Piazza is commonly used in English - especially when talking about italian squares - but Duo does not accept it. On the other hand it does accept Plaza - the Spanish word - which is also used in English but is just as "foreign" as piazza.
Same for me. Both plaza and piazza should be accepted. Especially as their own exercises show the translation of piazza as plaza.
Both should be accepted.
Edited: still not accepted February 2018
It can be used, but is not English. This is not a Spanish course... (Plaza = Lugar ancho y espacioso en el interior de una población al que generalmente afluyen varias calles)
We've taken it as a loan word in English. A good portion of our language is loan words. Plaza is very commonly used, especially in the Southwest USA.
...but there are loans and loans. Some are necessary (the 70% of English, I read, comes from Latin through the French invasion) others are "optional" or peculiar of a certain limited area and DL can not offer all the possible translations
American, Midwest. I have only ever heard 'piazza' used here when naming an Italian site. that suggests that it isn't acceptable as an English (US) translation, not that it is acceptable. on the other hand, plaza is used in many place names, movies, literature and everyday speech, it should be accepted.
It did not accept "plaza" for me today (3/20/2018), although I do think it is a closer translation than "square."
"full of people" and "crowded" are pretty much the same thing.
I think in Italian "piena di gente" and "affollata" are probably also very close in meaning.

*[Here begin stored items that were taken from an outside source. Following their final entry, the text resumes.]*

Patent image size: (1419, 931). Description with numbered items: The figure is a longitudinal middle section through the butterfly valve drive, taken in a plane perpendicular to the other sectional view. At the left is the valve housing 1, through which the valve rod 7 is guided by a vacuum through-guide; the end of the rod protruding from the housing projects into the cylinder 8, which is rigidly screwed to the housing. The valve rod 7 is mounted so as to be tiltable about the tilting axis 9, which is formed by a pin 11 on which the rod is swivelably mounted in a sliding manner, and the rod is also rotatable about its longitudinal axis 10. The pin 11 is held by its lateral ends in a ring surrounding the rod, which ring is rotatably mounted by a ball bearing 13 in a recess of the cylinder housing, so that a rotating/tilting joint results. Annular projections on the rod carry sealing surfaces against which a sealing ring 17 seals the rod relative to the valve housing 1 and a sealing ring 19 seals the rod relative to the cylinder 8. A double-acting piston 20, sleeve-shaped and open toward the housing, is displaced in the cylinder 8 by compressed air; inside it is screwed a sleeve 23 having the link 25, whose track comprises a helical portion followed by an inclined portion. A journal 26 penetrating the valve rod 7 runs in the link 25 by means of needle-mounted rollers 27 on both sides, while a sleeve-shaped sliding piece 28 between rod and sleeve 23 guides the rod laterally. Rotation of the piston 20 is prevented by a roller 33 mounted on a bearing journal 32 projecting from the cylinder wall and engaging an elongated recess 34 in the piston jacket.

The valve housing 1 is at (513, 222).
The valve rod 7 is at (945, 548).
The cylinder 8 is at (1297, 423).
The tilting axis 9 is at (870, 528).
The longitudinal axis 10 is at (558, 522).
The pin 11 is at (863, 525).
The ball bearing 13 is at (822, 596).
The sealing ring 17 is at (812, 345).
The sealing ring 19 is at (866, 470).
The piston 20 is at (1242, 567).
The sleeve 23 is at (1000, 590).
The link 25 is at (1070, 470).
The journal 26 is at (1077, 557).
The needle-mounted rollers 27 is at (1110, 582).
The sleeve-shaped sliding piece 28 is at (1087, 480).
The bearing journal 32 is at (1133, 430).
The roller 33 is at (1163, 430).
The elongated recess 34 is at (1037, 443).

So what about translating "full of people" as "piena di gente" and "crowded" as "affolata"?
Why would you want to cross-translate and lose some of the wonderful finegrained shades of meaning language can show?
Thank you very much for your answer!
It makes perfect sense!
Sorry I've just seen your answer 1 year later!
Probably not, because "crowded" is not necessarily the same as "full of people." My basement is crowded, but only because I have too much stuff in it.
I saw "plaza" accepted many times on Duolingo that's why it surprised me. But with two not exact words in my sentence I understand why it is not accepted as a correct answer. Thank you.
they recommend "place" or "square" as translation but when you write place it is wrong. is "place" even a good translation for piazza?
In the Spanish course, "Plaza" is accepted for "la plaza" which are of course the English/Spanish translations of la piazza - as well as "square" (as in "town-square").
Someone at Duo has a hair out of place, it seems.
Duo has apparently switched the correct answer because NOW it's saying that my translation of "piazza" to "plaza" is incorrect. "Plaza" is the English word for this type of urban space--we ONLY use "piazza" when talking about an Italian plaza.
I answered "The plaza is full of people." Plaza and piazza should be interchangeable
Now it won't accept plaza. Why not? That is the English borrowed word from Spanish for the same thing.
"The square is full of people" is accepted - which is in my opinion the best translation (better than "plaza" and much better than "piazza")
Now they changed the "right" translation: "filled with people" and "full" is WRONG. Dl, DL!!!
Why is it 'di gente'? For grammar, I thought gente was treated as feminine, sigle. So wouldn't it be 'della gente'?